Some couch surf, or spend their summers living at a local campground, or are forced to live long-term in downtown Whitehorse hotels.

“People are living on couches, living in people’s basements or their garden sheds and not with phones,” said Challenge board member Mark Browning. “If we have work we can’t just call them up. Here we can put it on a board, we know that they’re around, we can plan for things.”

Hardie said there are people who may manage well when they are involved in the structure of the justice system but who can struggle when those supports go away.

“And it’s not because of an attitude, it’s because they’ve gone into an environment that’s no longer safe,” she said.

“I’m not getting a good sleep, I’m not eating well, I’m around other people who may be drinking and using or abusing, and I’m vulnerable again. It’s just existing day to day.”

Browning and Hardie argue this type of housing can actually save money because it keeps people out of places like the jail or the hospital.

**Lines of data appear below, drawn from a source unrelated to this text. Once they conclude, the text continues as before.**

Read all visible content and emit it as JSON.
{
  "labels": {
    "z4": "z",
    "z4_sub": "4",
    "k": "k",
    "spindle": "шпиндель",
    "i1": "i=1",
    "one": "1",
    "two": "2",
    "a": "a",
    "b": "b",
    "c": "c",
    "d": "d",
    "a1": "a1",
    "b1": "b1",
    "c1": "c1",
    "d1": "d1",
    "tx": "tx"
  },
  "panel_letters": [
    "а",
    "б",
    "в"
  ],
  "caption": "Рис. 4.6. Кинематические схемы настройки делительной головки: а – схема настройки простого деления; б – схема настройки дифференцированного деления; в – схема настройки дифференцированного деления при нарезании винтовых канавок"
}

In 2012 Challenge’s Bridges Cafe was forced to shut down for four months after losing the contract to work out of the Frank Slim Building in Shipyards Park.

Hardie said Challenge heard anecdotally that afterward the amount of hospital visits for its mental health clients went up.

“They didn’t have that solid ground of employment that contributes to self worth, and independence, and self-sufficiency, and all of that,” she said.

The idea of some sort of supportive living building have been in the works at Challenge since 2010, Browning said.

A version of the idea was submitted to try and get cash from the Northern Housing Trust when the Yukon government had plans to spend the money on affordable rentals. The government cancelled those plans in 2014.

“We saw the election coming, we needed this (current) building replaced or fixed up and we thought let’s re-release it,” he said.

Challenge’s current office on Front Street, a former mechanics shop built in the ’70s, is at the end of its life, Hardie said. A recent building assessment found that fixing it up to meet current code requirements would cost more than it’s worth.

Challenge has posted an architect’s design for its proposed new building on Facebook.

The main floor would contain a new office, a new Bridges Cafe, two commercial units that could be leased, a commercial kitchen for training and education and a rental boardroom.

To build the apartment building, Challenge would have to sell its current building and move. Bylaws don’t allow for a waterfront building that big.

The organization has its eye on a vacant Motorways lot owned by the City of Whitehorse near the current Greyhound station.

Alternatively they could knock down the current office and build something new on the same spot. In that case the building could only be four storeys tall and include 36 units.

Challenge knows how much a building is expected to cost but is not making that information public yet.

Hardie said it would cost less than the $18 million spent on the Sarah Steele alcohol and drug services building.

Browning said he wants whatever party forms the next government to “(recognize) that this building will more than pay for itself. Not only with the money coming in from the residents but also what it gives back to the community.

“I don’t think of this as a big expense, it’s an investment in our community.”